Nos arrastramos por la espina dorsal del continente, saliendo de la jungla durante un día y medio para trepar una montaña de regular tamaño, después más jungla del otro lado. Schweiz preguntó a nuestro guía por qué no habíamos rodeado la montaña en vez de subirla, y se le contestó que aquélla era la única ruta, pues todos los llanos circundantes estaban infestados de hormigas venenosas: muy alentador. Más allá de la montaña se extendía una cadena de lagos, arroyos y lagunas, muchos de los cuales hervían de grises hocicos dentados que apenas sobresalían de la superficie. Todo esto me parecía irreal. A pocos días de navegación hacia el norte se encontraba Velada Borthan, con sus casas bancarias y sus terramóviles, sus cobradores aduaneros y sus sagrarios. Aquél era un continente domado, salvo su inhabitable interior. En cambio, el hombre no había dejado ninguna huella en el paraje por donde marchábamos. Me oprimía su desordenado salvajismo, así como el aire pesado, los ruidos nocturnos, las ininteligibles conversaciones de nuestros primitivos acompañantes.

Al sexto día llegamos al poblado nativo. Tal vez unas trescientas chozas de madera se distribuían sobre un vasto prado, en un sitio donde dos ríos de modesto tamaño corrían juntos. Tuve la impresión de que allí había existido antes una población más grande, posiblemente hasta una ciudad, ya que en los márgenes del caserío vi herbosos montículos y promontorios, muy posiblemente el emplazamiento de antiguas ruinas. ¿O sería simplemente una ilusión? ¿Tanto necesitaba convencerme de que los sumaranos habían retrocedido desde que salieron de nuestro continente que tenía que ver pruebas de declinación y decadencia dondequiera que mirara?

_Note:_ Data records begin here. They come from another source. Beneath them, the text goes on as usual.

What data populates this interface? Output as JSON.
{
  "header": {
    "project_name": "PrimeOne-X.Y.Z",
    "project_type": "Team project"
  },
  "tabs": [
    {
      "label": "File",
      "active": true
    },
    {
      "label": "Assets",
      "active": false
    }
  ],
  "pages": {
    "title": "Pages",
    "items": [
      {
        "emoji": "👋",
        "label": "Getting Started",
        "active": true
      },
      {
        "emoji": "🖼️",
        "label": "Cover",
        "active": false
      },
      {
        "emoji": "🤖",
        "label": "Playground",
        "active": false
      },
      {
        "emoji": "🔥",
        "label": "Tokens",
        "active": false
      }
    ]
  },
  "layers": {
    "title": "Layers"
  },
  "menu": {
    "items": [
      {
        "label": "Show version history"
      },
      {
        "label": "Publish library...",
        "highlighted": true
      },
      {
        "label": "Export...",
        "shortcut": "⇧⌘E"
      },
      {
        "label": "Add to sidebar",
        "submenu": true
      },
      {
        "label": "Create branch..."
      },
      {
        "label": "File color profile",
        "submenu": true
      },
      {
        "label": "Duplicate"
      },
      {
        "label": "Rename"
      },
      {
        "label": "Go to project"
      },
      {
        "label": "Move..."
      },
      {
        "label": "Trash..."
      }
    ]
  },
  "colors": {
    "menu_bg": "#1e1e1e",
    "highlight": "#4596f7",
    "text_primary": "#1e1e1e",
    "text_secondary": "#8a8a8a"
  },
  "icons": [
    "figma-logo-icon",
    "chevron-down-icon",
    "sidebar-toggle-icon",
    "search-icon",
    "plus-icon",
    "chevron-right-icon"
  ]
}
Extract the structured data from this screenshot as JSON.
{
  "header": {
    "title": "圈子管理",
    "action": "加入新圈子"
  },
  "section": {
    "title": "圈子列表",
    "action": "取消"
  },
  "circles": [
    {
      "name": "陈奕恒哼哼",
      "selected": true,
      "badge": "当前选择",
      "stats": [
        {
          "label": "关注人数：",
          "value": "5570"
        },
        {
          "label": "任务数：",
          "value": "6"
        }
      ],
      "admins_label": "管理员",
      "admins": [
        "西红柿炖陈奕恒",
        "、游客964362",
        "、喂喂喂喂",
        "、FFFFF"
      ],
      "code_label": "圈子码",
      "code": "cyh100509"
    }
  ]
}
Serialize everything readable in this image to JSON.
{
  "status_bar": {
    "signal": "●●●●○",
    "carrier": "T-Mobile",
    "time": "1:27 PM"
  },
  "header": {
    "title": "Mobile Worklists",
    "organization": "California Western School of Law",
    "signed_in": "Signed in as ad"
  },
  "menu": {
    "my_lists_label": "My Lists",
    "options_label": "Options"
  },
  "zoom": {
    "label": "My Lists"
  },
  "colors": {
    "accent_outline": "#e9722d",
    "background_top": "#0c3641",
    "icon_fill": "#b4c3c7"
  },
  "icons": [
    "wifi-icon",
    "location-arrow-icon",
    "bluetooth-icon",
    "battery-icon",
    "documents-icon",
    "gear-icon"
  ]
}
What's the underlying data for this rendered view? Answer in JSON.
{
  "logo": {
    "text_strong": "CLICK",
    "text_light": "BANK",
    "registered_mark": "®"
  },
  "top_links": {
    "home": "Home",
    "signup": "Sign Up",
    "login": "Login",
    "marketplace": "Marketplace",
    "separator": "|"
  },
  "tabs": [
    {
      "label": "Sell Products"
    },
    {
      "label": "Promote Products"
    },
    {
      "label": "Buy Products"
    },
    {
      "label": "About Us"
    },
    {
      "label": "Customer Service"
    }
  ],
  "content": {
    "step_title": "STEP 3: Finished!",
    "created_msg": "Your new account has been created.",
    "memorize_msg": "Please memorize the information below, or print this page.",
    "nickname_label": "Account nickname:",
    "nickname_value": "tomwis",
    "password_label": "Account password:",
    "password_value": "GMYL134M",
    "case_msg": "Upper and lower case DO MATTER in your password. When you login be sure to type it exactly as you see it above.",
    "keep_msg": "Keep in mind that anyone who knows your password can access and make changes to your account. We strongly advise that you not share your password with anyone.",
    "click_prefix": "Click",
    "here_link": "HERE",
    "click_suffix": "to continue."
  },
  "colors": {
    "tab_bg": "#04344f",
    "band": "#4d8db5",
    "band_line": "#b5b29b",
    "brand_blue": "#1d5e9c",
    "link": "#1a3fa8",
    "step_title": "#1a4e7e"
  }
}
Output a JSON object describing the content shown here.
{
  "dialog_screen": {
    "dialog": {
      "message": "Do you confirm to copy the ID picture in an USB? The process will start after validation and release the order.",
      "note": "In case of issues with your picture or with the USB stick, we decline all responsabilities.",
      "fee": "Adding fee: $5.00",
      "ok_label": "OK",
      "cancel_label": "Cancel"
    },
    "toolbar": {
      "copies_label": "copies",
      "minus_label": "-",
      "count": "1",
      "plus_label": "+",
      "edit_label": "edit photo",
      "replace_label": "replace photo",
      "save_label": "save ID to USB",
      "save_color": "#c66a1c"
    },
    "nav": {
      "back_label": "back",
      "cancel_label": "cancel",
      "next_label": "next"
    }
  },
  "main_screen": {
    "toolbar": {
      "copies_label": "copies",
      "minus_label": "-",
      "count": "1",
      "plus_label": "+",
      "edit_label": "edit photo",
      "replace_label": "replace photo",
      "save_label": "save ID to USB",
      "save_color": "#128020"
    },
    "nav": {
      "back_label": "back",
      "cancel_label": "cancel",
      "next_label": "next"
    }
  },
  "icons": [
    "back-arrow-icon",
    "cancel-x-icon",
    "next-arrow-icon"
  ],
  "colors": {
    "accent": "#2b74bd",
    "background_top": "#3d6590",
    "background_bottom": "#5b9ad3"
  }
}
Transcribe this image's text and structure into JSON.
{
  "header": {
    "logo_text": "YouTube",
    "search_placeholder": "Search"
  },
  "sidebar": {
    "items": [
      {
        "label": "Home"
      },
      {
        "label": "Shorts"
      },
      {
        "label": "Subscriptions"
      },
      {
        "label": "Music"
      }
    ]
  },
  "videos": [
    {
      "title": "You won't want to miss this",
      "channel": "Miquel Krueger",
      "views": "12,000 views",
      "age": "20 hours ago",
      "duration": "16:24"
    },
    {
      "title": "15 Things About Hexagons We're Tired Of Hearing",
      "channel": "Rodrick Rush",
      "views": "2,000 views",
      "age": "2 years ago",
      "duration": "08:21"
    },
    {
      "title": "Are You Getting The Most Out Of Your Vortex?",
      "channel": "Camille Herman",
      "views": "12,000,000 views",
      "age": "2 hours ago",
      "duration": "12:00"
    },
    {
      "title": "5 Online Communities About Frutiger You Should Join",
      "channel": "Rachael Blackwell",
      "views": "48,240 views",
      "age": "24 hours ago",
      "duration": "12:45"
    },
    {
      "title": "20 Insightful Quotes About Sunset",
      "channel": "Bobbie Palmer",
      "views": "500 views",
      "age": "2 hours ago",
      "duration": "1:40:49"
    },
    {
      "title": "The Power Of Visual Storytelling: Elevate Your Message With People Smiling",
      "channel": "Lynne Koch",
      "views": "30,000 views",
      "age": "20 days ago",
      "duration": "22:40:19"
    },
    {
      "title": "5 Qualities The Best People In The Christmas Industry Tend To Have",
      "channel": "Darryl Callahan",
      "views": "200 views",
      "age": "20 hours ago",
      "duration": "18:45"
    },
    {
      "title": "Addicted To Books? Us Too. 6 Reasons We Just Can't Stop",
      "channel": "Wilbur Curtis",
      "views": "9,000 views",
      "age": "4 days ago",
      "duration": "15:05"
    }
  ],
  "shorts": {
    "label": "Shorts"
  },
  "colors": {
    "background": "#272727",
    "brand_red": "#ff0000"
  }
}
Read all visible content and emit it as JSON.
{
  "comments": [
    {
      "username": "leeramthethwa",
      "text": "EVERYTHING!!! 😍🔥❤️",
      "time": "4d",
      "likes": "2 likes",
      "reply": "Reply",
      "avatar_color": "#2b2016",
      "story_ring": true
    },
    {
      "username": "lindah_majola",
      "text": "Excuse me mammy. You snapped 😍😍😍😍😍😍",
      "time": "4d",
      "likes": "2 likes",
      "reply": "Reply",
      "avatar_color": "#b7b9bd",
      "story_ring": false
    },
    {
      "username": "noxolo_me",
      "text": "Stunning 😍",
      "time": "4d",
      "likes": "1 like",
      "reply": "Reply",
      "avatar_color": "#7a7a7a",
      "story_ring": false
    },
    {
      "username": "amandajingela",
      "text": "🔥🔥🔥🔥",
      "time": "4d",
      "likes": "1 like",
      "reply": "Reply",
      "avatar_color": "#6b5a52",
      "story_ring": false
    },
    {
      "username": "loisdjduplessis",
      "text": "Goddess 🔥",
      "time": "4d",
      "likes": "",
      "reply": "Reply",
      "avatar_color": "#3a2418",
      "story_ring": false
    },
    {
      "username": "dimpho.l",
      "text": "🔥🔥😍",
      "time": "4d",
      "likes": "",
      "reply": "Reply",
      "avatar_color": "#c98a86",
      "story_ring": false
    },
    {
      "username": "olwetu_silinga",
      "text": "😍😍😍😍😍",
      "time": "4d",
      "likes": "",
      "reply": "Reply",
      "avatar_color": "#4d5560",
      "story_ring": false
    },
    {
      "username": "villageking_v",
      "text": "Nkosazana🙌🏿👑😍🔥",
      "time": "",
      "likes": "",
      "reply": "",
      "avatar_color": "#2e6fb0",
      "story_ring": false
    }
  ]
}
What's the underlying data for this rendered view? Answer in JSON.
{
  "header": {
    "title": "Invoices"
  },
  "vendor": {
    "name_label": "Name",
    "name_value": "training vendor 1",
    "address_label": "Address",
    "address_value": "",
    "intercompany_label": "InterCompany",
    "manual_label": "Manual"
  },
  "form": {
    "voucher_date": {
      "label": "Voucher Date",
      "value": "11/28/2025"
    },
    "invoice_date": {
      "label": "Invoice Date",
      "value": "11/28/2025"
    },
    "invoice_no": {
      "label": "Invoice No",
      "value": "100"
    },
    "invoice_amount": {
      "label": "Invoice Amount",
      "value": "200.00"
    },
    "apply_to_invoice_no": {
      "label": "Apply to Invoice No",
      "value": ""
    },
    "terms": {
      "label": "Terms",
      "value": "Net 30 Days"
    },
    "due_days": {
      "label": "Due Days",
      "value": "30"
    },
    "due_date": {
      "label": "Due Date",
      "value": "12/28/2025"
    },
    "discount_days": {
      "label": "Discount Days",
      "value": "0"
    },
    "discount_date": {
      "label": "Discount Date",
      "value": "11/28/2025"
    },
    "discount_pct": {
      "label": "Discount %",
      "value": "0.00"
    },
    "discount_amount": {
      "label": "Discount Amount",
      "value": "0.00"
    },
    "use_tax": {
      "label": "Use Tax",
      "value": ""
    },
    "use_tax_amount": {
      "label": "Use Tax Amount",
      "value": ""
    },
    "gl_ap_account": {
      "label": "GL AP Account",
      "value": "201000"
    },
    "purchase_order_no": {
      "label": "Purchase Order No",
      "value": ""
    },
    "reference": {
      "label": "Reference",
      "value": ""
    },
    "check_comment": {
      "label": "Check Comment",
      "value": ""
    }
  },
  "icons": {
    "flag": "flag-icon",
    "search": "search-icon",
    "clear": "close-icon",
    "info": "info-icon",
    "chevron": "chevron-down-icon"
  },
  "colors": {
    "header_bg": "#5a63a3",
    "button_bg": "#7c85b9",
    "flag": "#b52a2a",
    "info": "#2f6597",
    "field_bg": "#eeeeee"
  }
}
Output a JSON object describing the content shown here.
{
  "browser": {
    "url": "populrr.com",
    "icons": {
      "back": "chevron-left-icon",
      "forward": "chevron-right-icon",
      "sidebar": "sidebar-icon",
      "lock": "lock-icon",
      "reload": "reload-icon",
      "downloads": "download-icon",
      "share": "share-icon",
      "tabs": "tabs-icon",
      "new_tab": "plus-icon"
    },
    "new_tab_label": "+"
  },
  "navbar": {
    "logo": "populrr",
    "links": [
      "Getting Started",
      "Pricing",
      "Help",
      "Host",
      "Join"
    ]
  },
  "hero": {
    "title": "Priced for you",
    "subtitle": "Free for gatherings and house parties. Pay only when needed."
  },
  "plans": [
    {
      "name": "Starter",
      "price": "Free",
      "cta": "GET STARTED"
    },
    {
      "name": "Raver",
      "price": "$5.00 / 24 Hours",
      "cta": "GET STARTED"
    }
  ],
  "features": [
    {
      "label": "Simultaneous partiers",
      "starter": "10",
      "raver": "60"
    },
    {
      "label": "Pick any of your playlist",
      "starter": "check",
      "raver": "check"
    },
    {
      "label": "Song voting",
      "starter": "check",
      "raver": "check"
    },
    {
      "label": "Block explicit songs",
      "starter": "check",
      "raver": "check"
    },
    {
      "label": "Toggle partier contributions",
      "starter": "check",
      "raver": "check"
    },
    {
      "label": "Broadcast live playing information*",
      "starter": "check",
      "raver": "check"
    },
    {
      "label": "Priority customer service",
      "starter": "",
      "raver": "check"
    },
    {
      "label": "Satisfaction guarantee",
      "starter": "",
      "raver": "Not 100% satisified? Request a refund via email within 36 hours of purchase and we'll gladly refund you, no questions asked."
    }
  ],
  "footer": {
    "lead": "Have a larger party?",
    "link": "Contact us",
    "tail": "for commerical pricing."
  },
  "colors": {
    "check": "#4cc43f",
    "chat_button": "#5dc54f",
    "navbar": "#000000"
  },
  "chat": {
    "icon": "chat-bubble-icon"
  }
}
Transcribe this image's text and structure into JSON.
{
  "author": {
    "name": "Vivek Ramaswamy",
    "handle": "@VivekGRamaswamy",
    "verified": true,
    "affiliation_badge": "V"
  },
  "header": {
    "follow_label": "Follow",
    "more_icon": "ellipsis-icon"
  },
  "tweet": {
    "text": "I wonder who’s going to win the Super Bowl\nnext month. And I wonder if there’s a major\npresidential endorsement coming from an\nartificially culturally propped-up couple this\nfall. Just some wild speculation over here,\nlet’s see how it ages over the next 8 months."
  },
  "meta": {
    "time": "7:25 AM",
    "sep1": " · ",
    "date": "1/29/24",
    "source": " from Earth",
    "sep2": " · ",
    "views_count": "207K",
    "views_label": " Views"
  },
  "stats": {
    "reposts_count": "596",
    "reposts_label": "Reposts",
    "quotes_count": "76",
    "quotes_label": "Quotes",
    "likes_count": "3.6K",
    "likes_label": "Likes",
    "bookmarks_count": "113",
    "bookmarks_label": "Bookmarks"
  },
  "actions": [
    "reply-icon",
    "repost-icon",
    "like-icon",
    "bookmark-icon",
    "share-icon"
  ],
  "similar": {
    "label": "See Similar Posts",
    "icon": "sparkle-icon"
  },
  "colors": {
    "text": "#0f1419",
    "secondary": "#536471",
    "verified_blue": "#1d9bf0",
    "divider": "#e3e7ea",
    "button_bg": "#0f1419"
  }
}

Los lugareños nos rodearon: no hostiles, sólo curiosos. No era común para ellos ver gente del norte. Algunos se acercaron y me tocaron, una tímida palmada en el antebrazo, un tímido apretón en la muñeca, acompañados invariablemente por una rápida sonrisita. Esta gente de la jungla no parecía tener la hosca acritud de los que vivían en las chozas cerca del puerto. Eran más mansos, más abiertos, más infantiles. La poca cantidad de civilización veladana que había contagiado a la gente del puerto, les había oscurecido los espíritus; no sucedía lo mismo aquí, donde el contacto con norteños era menos frecuente.